This review is in partnership with Running Warehouse, which provided products for testing. Salty Running receives a commission on sales made via our Running Warehouse affiliate link, used throughout this post.
The Tracer is the Hoka One One version of a lightweight performance trainer, retailing at $130. The Hoka brand is famous for their “maximalist” design, meaning thick, pillowy midsoles that somehow deliver a light weight. The Tracer, however, is slightly lower-slung and boasts a shoe weight in line with many racing flats. As one of the last minimalists standing, this is not really my typical shoe!
I have spent the last 10 years almost exclusively training in racing flats. My favorites include the Nike Streak LT and the Adidas Adios for distances all the way up through the marathon. However, I love to try new brands and have been pleasantly surprised before by some trainers, like the Sketchers Go Run (won at a race) and the Adidas Boston (suggested by a friend at the local running store), so I was open-minded when the Tracer arrived on my stoop.
I immediately slipped the Tracer on for my first run but had to pause the Garmin to deal with fit issues almost immediately. The right shoe particularly was slipping quite a bit in the heel area. I tightened the lacing system but the slipping persisted and it wasn’t until I had over 75 miles on the shoes that I finally got the right combination of lacing modification and tightness to eliminate the sloppy feel. The Tracer does seem to run a little long as well so perhaps going a half size smaller would solve this problem. I typically wear a 6.5, occasionally a 7, and would get a 6 next time!
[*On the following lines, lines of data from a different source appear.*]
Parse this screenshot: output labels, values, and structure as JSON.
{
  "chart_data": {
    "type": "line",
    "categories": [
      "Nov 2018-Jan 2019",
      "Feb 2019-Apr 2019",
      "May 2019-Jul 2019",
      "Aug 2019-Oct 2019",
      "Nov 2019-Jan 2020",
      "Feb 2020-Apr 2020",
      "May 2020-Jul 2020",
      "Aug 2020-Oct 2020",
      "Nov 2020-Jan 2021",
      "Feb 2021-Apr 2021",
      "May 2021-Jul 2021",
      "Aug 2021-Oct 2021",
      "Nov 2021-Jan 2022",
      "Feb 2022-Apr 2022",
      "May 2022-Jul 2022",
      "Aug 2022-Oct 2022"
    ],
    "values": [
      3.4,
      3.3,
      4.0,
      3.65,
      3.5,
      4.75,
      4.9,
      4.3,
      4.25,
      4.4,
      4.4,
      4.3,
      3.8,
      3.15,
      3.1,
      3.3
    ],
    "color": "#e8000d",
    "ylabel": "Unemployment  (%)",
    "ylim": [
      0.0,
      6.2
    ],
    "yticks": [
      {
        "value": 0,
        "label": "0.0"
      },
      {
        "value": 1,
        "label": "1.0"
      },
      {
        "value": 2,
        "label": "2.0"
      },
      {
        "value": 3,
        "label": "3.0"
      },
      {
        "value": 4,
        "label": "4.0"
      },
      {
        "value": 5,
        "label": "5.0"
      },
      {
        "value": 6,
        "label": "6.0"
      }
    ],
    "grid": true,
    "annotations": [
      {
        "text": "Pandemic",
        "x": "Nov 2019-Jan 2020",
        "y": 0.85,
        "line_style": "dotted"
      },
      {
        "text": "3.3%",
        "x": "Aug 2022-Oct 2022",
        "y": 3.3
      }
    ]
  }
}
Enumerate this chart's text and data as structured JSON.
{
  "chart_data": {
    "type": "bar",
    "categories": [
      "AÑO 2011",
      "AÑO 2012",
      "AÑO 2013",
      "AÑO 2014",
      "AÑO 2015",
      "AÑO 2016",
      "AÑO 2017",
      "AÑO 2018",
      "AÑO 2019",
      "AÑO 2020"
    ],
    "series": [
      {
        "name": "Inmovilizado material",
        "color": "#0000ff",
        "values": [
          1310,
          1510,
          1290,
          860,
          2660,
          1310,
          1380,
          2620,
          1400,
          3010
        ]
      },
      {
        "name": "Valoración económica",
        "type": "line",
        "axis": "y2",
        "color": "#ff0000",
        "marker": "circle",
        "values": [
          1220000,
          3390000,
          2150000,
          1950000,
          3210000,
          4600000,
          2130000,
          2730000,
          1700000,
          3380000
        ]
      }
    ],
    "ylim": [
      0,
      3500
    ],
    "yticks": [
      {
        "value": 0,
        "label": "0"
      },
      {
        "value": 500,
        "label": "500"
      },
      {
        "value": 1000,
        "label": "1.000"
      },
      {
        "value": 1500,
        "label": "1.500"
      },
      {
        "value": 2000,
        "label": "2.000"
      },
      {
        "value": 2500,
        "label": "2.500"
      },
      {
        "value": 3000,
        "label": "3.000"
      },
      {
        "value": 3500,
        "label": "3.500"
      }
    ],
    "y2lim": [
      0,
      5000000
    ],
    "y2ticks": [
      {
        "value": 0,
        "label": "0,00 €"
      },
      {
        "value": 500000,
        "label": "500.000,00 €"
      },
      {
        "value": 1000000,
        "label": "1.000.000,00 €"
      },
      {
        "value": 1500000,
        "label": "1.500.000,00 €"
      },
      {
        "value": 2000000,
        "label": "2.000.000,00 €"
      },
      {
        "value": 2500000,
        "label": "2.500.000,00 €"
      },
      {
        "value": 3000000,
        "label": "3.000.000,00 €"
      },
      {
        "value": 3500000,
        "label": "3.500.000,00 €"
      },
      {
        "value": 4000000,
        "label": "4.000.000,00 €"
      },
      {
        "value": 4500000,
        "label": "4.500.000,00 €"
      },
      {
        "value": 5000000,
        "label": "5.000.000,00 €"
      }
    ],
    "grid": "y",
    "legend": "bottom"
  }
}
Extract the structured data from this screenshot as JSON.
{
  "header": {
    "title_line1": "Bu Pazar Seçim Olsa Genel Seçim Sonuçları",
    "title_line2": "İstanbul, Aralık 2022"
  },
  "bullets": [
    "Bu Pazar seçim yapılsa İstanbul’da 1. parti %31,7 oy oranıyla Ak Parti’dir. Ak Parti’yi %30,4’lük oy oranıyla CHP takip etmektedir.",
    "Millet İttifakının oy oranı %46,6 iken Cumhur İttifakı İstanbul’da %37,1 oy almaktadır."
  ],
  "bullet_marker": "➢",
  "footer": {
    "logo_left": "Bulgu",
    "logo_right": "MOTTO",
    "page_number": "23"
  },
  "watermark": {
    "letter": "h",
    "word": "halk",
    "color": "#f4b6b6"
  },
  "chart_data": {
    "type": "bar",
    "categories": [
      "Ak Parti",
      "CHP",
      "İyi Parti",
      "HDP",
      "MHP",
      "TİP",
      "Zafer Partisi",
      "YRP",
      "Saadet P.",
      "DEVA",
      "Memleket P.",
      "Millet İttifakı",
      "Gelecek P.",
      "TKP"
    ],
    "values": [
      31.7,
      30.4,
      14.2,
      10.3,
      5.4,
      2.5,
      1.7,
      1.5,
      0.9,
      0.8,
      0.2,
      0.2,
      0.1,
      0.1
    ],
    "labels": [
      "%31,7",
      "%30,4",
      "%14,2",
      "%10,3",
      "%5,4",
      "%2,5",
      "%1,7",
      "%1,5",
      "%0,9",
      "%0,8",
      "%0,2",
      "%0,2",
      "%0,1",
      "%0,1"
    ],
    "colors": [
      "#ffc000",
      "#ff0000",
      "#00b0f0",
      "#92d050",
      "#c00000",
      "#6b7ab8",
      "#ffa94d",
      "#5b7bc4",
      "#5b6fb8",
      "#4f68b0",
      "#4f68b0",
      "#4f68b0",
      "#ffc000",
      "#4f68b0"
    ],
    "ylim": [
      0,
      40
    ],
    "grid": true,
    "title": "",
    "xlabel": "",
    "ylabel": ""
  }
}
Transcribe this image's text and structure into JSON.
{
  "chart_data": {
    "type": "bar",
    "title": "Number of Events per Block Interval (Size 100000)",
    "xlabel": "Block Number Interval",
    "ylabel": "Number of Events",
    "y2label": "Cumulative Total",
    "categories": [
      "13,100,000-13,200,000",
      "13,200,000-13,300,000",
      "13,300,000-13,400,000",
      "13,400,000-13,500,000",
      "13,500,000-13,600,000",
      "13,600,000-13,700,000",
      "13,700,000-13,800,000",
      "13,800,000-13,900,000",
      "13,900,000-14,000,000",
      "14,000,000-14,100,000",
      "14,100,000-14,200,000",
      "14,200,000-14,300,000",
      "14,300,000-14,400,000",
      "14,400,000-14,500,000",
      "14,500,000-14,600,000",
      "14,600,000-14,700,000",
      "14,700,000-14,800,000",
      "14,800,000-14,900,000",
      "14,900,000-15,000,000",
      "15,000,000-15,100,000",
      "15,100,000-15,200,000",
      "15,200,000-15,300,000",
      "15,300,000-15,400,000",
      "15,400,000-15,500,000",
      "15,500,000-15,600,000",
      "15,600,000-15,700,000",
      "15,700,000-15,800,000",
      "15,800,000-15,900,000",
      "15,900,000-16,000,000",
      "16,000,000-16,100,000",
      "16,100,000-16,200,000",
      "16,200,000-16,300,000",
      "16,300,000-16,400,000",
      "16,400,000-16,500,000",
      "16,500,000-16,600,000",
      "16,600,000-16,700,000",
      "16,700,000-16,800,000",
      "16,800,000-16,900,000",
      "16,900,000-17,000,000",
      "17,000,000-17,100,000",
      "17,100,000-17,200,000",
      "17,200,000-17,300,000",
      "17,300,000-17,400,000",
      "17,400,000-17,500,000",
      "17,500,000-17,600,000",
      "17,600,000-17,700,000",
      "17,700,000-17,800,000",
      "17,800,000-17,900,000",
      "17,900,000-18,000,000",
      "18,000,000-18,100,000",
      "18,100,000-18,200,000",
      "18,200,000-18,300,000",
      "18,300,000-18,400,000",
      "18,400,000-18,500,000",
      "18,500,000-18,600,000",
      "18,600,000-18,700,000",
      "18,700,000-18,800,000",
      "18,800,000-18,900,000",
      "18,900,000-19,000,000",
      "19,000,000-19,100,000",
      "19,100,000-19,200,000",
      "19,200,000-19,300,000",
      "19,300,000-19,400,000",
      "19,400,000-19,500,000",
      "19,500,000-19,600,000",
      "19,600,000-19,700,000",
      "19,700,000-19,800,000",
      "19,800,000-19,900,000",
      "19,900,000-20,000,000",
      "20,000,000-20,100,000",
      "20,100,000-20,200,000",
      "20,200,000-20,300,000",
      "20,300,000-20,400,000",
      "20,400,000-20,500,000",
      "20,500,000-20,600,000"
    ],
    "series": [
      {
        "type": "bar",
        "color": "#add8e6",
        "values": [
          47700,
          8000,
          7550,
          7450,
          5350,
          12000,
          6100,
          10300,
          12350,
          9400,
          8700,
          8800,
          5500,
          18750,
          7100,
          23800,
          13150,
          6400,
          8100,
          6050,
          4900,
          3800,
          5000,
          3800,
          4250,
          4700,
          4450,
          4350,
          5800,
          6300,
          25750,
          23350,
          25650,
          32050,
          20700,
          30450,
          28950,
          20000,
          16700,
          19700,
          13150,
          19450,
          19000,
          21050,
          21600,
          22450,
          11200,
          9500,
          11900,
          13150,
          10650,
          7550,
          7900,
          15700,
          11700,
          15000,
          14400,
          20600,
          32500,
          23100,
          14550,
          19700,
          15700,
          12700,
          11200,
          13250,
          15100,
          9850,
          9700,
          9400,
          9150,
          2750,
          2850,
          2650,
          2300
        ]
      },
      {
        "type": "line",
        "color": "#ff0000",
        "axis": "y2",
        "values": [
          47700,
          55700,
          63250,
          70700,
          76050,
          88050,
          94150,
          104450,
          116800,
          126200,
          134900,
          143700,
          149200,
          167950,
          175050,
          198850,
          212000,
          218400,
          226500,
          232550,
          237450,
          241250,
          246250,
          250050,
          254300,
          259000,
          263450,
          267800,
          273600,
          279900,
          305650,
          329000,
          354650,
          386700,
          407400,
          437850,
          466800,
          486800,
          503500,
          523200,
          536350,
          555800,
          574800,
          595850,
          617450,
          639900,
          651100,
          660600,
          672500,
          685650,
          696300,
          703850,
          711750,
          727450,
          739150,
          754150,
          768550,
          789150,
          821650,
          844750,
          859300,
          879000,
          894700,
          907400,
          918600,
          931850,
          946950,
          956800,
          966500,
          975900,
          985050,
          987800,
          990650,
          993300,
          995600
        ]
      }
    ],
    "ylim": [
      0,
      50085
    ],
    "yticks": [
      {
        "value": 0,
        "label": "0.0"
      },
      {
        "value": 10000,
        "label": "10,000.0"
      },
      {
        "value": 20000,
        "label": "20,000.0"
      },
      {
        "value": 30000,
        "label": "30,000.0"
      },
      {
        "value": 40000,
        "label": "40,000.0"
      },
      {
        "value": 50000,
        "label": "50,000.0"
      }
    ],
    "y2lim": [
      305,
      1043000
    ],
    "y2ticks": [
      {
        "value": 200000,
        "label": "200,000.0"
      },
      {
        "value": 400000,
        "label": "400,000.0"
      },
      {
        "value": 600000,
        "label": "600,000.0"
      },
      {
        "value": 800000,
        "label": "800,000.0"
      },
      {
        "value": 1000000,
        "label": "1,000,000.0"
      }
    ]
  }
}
I typically do a set of strides a few times a week whenever I get outside for a run but I was a bit hesitant to go faster in these shoes. They just didn’t feel fast despite the light weight (advertised as 6.9 oz in standard size 8). Maybe it was the chunkiness? But I was surprised later to read that the midsole height is really not too much different than the Adidas Boston, although the heel-toe drop is less. What it seems to be is that the midsole cushioning in the Tracer is much firmer and that, combined with being a touch too big, reduced my foot’s ability to flex and find my natural speedy stride, up on my forefoot.
I’ve now put 120 miles on the Tracer and overall it is a good shoe. I’m particularly pleased that they seem to be quite durable. My weak link is typically the outsole but it’s holding up well. The cushioning feels the same as it did day one and the upper shows no signs of wear – not even any visible dirt. This is great considering the price tag is slightly higher than many comparable shoes.
I will continue to lace up the Tracer on medium and short distance easy run days; I’m still not loving the lack of flexibility and ground-feel for speed and it takes some precise tightening for a firm fit for speed or long runs when everything needs to be perfect.
Bottom line: The Tracer is for you if you are looking for a featherweight shoe with significant cushioning. It would be better for the midfoot or heel-striking runner. Consider purchasing a half size smaller than your typical shoe for a better fit.
Have you tried the Hoka One One Tracer or a similar shoe?